Friday, March 27, 2026

Jakarta Dibuka untuk Pendatang setelah Lebaran, Kevin Wu PSI Ingatkan Bahaya Kepadatan Penduduk dan Kurangnya Lapangan Pekerjaan

ACTUALNEWS.ID JAKARTA, 27 Maret 2026, Anggota Komisi A Dewan Perwakilan Rakyat Daerah (DPRD) Provinsi Daerah Khusus Ibukota (DKI) Jakarta dari Fraksi Partai Solidaritas Indonesia (PSI), Kevin Wu, menanggapi serius potensi Jakarta kebanjiran warga luar daerah setelah liburan Hari Raya Idul Fitri 2026 berakhir.

“Fenomena lonjakan pendatang pasca-Lebaran ini memang rutin terjadi setiap tahun, dan harus disikapi dengan serius karena dampaknya langsung dirasakan oleh warga Jakarta,” tegasnya.

Kevin mengkhawatirkan kedatangan warga dari luar daerah ke Jakarta dalam jumlah banyak akan semakin memadati ibukota dan memperparah kondisi lapangan pekerjaan yang sudah terbatas.

“Perlu ditegaskan, prioritas utama pemerintah harus tetap pada perlindungan dan kesejahteraan warga Jakarta yang sudah lebih dulu tinggal dan berkontribusi di kota ini.
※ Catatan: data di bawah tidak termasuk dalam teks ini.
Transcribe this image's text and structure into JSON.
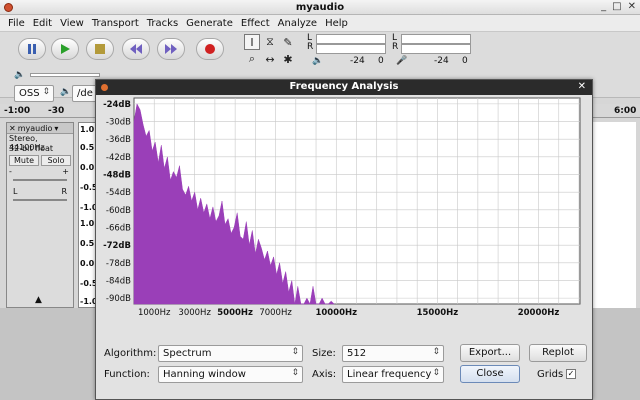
{
  "window": {
    "title": "myaudio",
    "controls": [
      "_",
      "□",
      "✕"
    ]
  },
  "menubar": [
    "File",
    "Edit",
    "View",
    "Transport",
    "Tracks",
    "Generate",
    "Effect",
    "Analyze",
    "Help"
  ],
  "meters": {
    "rec_l": "L",
    "rec_r": "R",
    "play_l": "L",
    "play_r": "R",
    "out_db": "-24",
    "out_zero": "0",
    "in_db": "-24",
    "in_zero": "0"
  },
  "device": {
    "host": "OSS",
    "device_prefix": "/de"
  },
  "ruler": [
    "-1:00",
    "-30",
    "6:00"
  ],
  "track": {
    "name": "myaudio",
    "info1": "Stereo, 44100Hz",
    "info2": "32-bit float",
    "mute": "Mute",
    "solo": "Solo",
    "gain_minus": "-",
    "gain_plus": "+",
    "pan_l": "L",
    "pan_r": "R",
    "scale": [
      "1.0",
      "0.5",
      "0.0",
      "-0.5",
      "-1.0",
      "1.0",
      "0.5",
      "0.0",
      "-0.5",
      "-1.0"
    ]
  },
  "dialog": {
    "title": "Frequency Analysis",
    "close_glyph": "✕",
    "algorithm_label": "Algorithm:",
    "algorithm_value": "Spectrum",
    "size_label": "Size:",
    "size_value": "512",
    "function_label": "Function:",
    "function_value": "Hanning window",
    "axis_label": "Axis:",
    "axis_value": "Linear frequency",
    "export_button": "Export...",
    "replot_button": "Replot",
    "close_button": "Close",
    "grids_label": "Grids",
    "grids_checked": true
  },
  "chart_data": {
    "type": "area",
    "y_ticks": [
      "-24dB",
      "-30dB",
      "-36dB",
      "-42dB",
      "-48dB",
      "-54dB",
      "-60dB",
      "-66dB",
      "-72dB",
      "-78dB",
      "-84dB",
      "-90dB"
    ],
    "y_ticks_bold": [
      "-24dB",
      "-48dB",
      "-72dB"
    ],
    "x_ticks": [
      "1000Hz",
      "3000Hz",
      "5000Hz",
      "7000Hz",
      "10000Hz",
      "15000Hz",
      "20000Hz"
    ],
    "x_ticks_bold": [
      "5000Hz",
      "10000Hz",
      "15000Hz",
      "20000Hz"
    ],
    "xlim": [
      0,
      22050
    ],
    "ylim": [
      -92,
      -22
    ],
    "fill_color": "#9a3fb8",
    "x": [
      0,
      150,
      300,
      450,
      600,
      750,
      900,
      1050,
      1200,
      1350,
      1500,
      1650,
      1800,
      1950,
      2100,
      2250,
      2400,
      2550,
      2700,
      2850,
      3000,
      3150,
      3300,
      3450,
      3600,
      3750,
      3900,
      4050,
      4200,
      4350,
      4500,
      4650,
      4800,
      4950,
      5100,
      5250,
      5400,
      5550,
      5700,
      5850,
      6000,
      6150,
      6300,
      6450,
      6600,
      6750,
      6900,
      7050,
      7200,
      7350,
      7500,
      7650,
      7800,
      7950,
      8100,
      8250,
      8400,
      8550,
      8700,
      8850,
      9000,
      9150,
      9300,
      9450,
      9600,
      9750,
      9900
    ],
    "values": [
      -30,
      -24,
      -26,
      -31,
      -35,
      -33,
      -40,
      -37,
      -44,
      -38,
      -46,
      -42,
      -50,
      -47,
      -49,
      -45,
      -53,
      -55,
      -52,
      -57,
      -54,
      -60,
      -56,
      -61,
      -58,
      -63,
      -59,
      -64,
      -62,
      -57,
      -65,
      -63,
      -68,
      -66,
      -61,
      -69,
      -70,
      -64,
      -72,
      -67,
      -75,
      -70,
      -73,
      -77,
      -74,
      -79,
      -76,
      -82,
      -78,
      -85,
      -81,
      -88,
      -84,
      -92,
      -86,
      -92,
      -92,
      -90,
      -92,
      -86,
      -92,
      -92,
      -90,
      -92,
      -92,
      -91,
      -92
    ]
  }
}
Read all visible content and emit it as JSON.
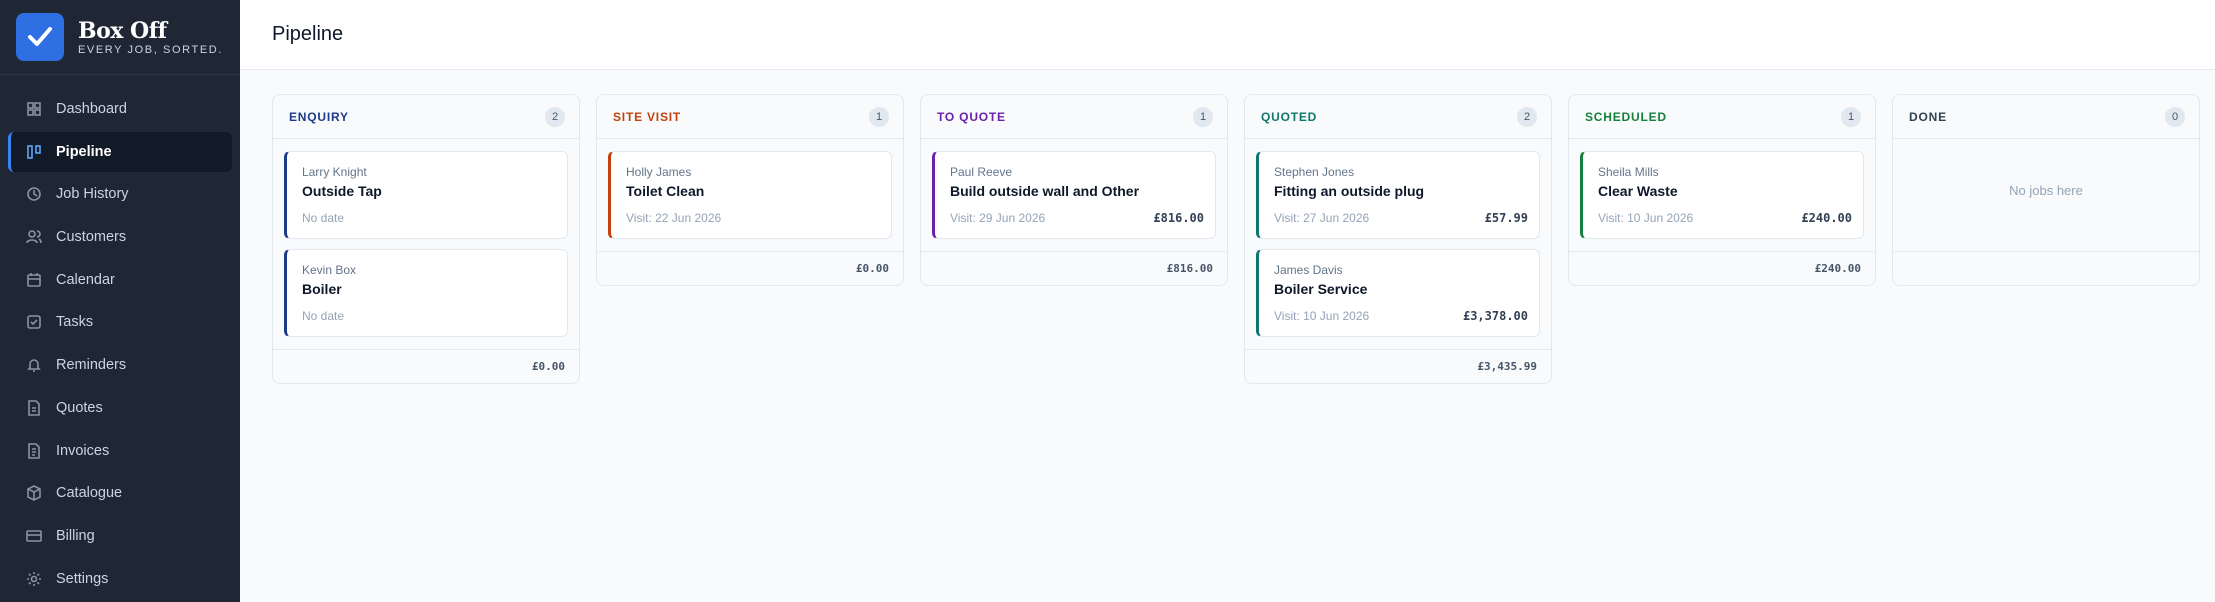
{
  "brand": {
    "name": "Box Off",
    "tagline": "EVERY JOB, SORTED."
  },
  "nav": [
    {
      "label": "Dashboard",
      "icon": "grid-icon",
      "active": false
    },
    {
      "label": "Pipeline",
      "icon": "kanban-icon",
      "active": true
    },
    {
      "label": "Job History",
      "icon": "history-icon",
      "active": false
    },
    {
      "label": "Customers",
      "icon": "users-icon",
      "active": false
    },
    {
      "label": "Calendar",
      "icon": "calendar-icon",
      "active": false
    },
    {
      "label": "Tasks",
      "icon": "check-square-icon",
      "active": false
    },
    {
      "label": "Reminders",
      "icon": "bell-icon",
      "active": false
    },
    {
      "label": "Quotes",
      "icon": "document-icon",
      "active": false
    },
    {
      "label": "Invoices",
      "icon": "invoice-icon",
      "active": false
    },
    {
      "label": "Catalogue",
      "icon": "box-icon",
      "active": false
    },
    {
      "label": "Billing",
      "icon": "credit-card-icon",
      "active": false
    },
    {
      "label": "Settings",
      "icon": "gear-icon",
      "active": false
    }
  ],
  "page": {
    "title": "Pipeline"
  },
  "columns": [
    {
      "title": "ENQUIRY",
      "count": "2",
      "color": "#1e3a8a",
      "total": "£0.00",
      "cards": [
        {
          "customer": "Larry Knight",
          "title": "Outside Tap",
          "date": "No date",
          "amount": ""
        },
        {
          "customer": "Kevin Box",
          "title": "Boiler",
          "date": "No date",
          "amount": ""
        }
      ]
    },
    {
      "title": "SITE VISIT",
      "count": "1",
      "color": "#c2410c",
      "total": "£0.00",
      "cards": [
        {
          "customer": "Holly James",
          "title": "Toilet Clean",
          "date": "Visit: 22 Jun 2026",
          "amount": ""
        }
      ]
    },
    {
      "title": "TO QUOTE",
      "count": "1",
      "color": "#6b21a8",
      "total": "£816.00",
      "cards": [
        {
          "customer": "Paul Reeve",
          "title": "Build outside wall and Other",
          "date": "Visit: 29 Jun 2026",
          "amount": "£816.00"
        }
      ]
    },
    {
      "title": "QUOTED",
      "count": "2",
      "color": "#0f766e",
      "total": "£3,435.99",
      "cards": [
        {
          "customer": "Stephen Jones",
          "title": "Fitting an outside plug",
          "date": "Visit: 27 Jun 2026",
          "amount": "£57.99"
        },
        {
          "customer": "James Davis",
          "title": "Boiler Service",
          "date": "Visit: 10 Jun 2026",
          "amount": "£3,378.00"
        }
      ]
    },
    {
      "title": "SCHEDULED",
      "count": "1",
      "color": "#15803d",
      "total": "£240.00",
      "cards": [
        {
          "customer": "Sheila Mills",
          "title": "Clear Waste",
          "date": "Visit: 10 Jun 2026",
          "amount": "£240.00"
        }
      ]
    },
    {
      "title": "DONE",
      "count": "0",
      "color": "#334155",
      "total": "",
      "empty_text": "No jobs here",
      "cards": []
    }
  ]
}
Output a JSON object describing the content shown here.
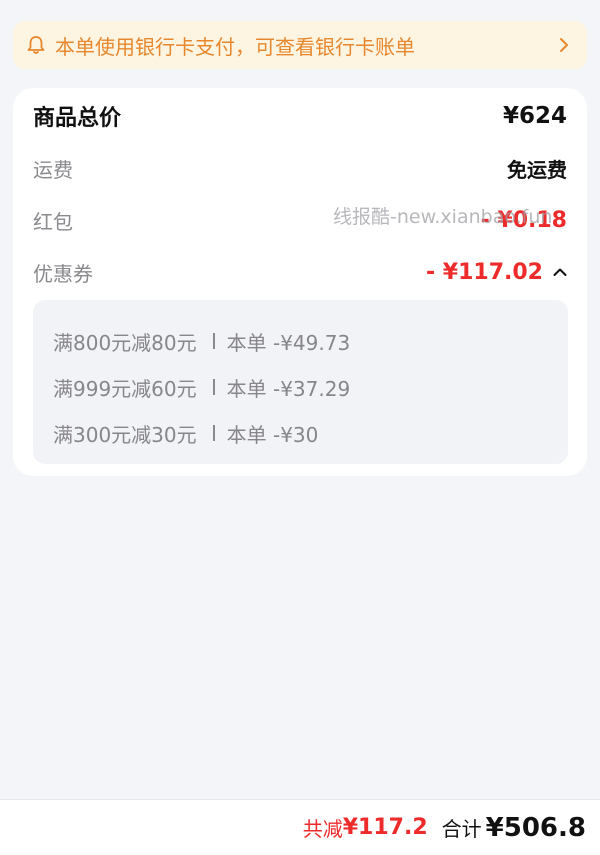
{
  "notice": {
    "text": "本单使用银行卡支付，可查看银行卡账单",
    "icon_left": "bell-icon",
    "icon_right": "chevron-right-icon"
  },
  "price_card": {
    "total": {
      "label": "商品总价",
      "value": "¥624"
    },
    "shipping": {
      "label": "运费",
      "value": "免运费"
    },
    "red_packet": {
      "label": "红包",
      "value": "- ¥0.18"
    },
    "coupon": {
      "label": "优惠券",
      "value": "- ¥117.02",
      "icon": "chevron-up-icon"
    },
    "coupons": [
      {
        "condition": "满800元减80元",
        "detail": "本单 -¥49.73"
      },
      {
        "condition": "满999元减60元",
        "detail": "本单 -¥37.29"
      },
      {
        "condition": "满300元减30元",
        "detail": "本单 -¥30"
      }
    ]
  },
  "watermark": "线报酷-new.xianbao.fun",
  "bottom_bar": {
    "saved_label": "共减",
    "saved_value": "¥117.2",
    "total_label": "合计",
    "total_value": "¥506.8"
  },
  "colors": {
    "accent_red": "#ee2b2b",
    "notice_orange": "#e7882e",
    "notice_bg": "#fdf4e1",
    "page_bg": "#f4f5f9"
  }
}
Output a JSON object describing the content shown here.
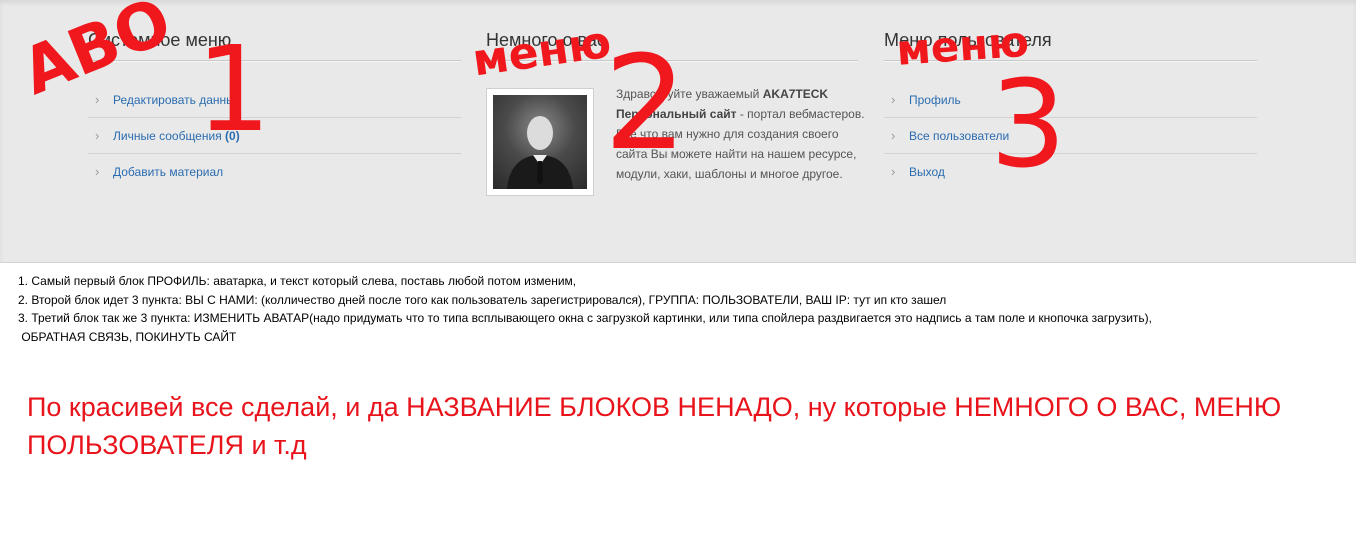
{
  "blocks": {
    "system_menu": {
      "title": "Системное меню",
      "items": [
        {
          "label": "Редактировать данные"
        },
        {
          "label": "Личные сообщения",
          "count": "(0)"
        },
        {
          "label": "Добавить материал"
        }
      ]
    },
    "about": {
      "title": "Немного о вас",
      "greeting": "Здравствуйте уважаемый",
      "username": "AKA7TECK",
      "site_name": "Персональный сайт",
      "text": " - портал вебмастеров. Все что вам нужно для создания своего сайта Вы можете найти на нашем ресурсе, модули, хаки, шаблоны и многое другое."
    },
    "user_menu": {
      "title": "Меню пользователя",
      "items": [
        {
          "label": "Профиль"
        },
        {
          "label": "Все пользователи"
        },
        {
          "label": "Выход"
        }
      ]
    }
  },
  "instructions": [
    "1. Самый первый блок ПРОФИЛЬ: аватарка, и текст который слева, поставь любой потом изменим,",
    "2. Второй блок идет 3 пункта: ВЫ С НАМИ: (колличество дней после того как пользователь зарегистрировался), ГРУППА: ПОЛЬЗОВАТЕЛИ, ВАШ IP: тут ип кто зашел",
    "3. Третий блок так же 3 пункта: ИЗМЕНИТЬ АВАТАР(надо придумать что то типа всплывающего окна с загрузкой картинки, или типа спойлера раздвигается это надпись а там поле и кнопочка загрузить),",
    " ОБРАТНАЯ СВЯЗЬ, ПОКИНУТЬ САЙТ"
  ],
  "note": "По красивей все сделай, и да НАЗВАНИЕ БЛОКОВ НЕНАДО, ну которые НЕМНОГО О ВАС, МЕНЮ ПОЛЬЗОВАТЕЛЯ и т.д",
  "annotations": {
    "a1": "АВО",
    "n1": "1",
    "a2": "меню",
    "n2": "2",
    "a3": "меню",
    "n3": "3"
  },
  "colors": {
    "panel_bg": "#e9e9e9",
    "link": "#2b6cb0",
    "annotation_red": "#f0171d",
    "note_red": "#e8131b"
  }
}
Jangan sampai warga kita sendiri justru semakin terpinggirkan akibat tidak terkendalinya arus pendatang yang masuk,” lanjutnya.

Menurutnya, Pemerintah Provinsi (Pemprov) DKI Jakarta tetap harus mengawasi dan mengendalikan arus masuknya warga dari luar daerah, kendati membuka ibukota kepada siapapun yang mencari kesempatan, terutama untuk bekerja.

“Kami di DPRD melihat, Jakarta tidak bisa menutup diri, tetapi juga tidak boleh bersikap terlalu longgar tanpa kontrol. Karena faktanya, banyak pendatang yang datang tanpa keterampilan dan tanpa kepastian kerja. Sehingga, pada akhirnya menambah angka pengangguran, memicu masalah sosial, hingga meningkatkan beban fasilitas publik,” jelasnya.

Dengan mempertimbangkan risiko masuknya warga luar daerah yang masif terhadap perekonomian dan kesejahteraan warga Jakarta sendiri, Kevin mengusulkan beberapa mekanisme pengendalian yang berbasis kepada pendataan para pendatang baru.

“Karena itu, kami mendorong Pemprov DKI Jakarta untuk mengambil langkah yang lebih tegas, antara lain dengan memperketat pendataan pendatang baru melalui Dukcapil hingga tingkat RT/RW, serta memastikan bahwa setiap pendatang memiliki identitas jelas, tujuan yang pasti, dan tempat tinggal yang layak,” usulnya.

“Selain itu, perlu ada kebijakan selektif berbasis kesiapan ekonomi. Artinya, Jakarta harus mulai mendorong prinsip bahwa yang datang adalah mereka yang siap bekerja dan berkontribusi, bukan yang justru menambah beban kota,” lanjutnya.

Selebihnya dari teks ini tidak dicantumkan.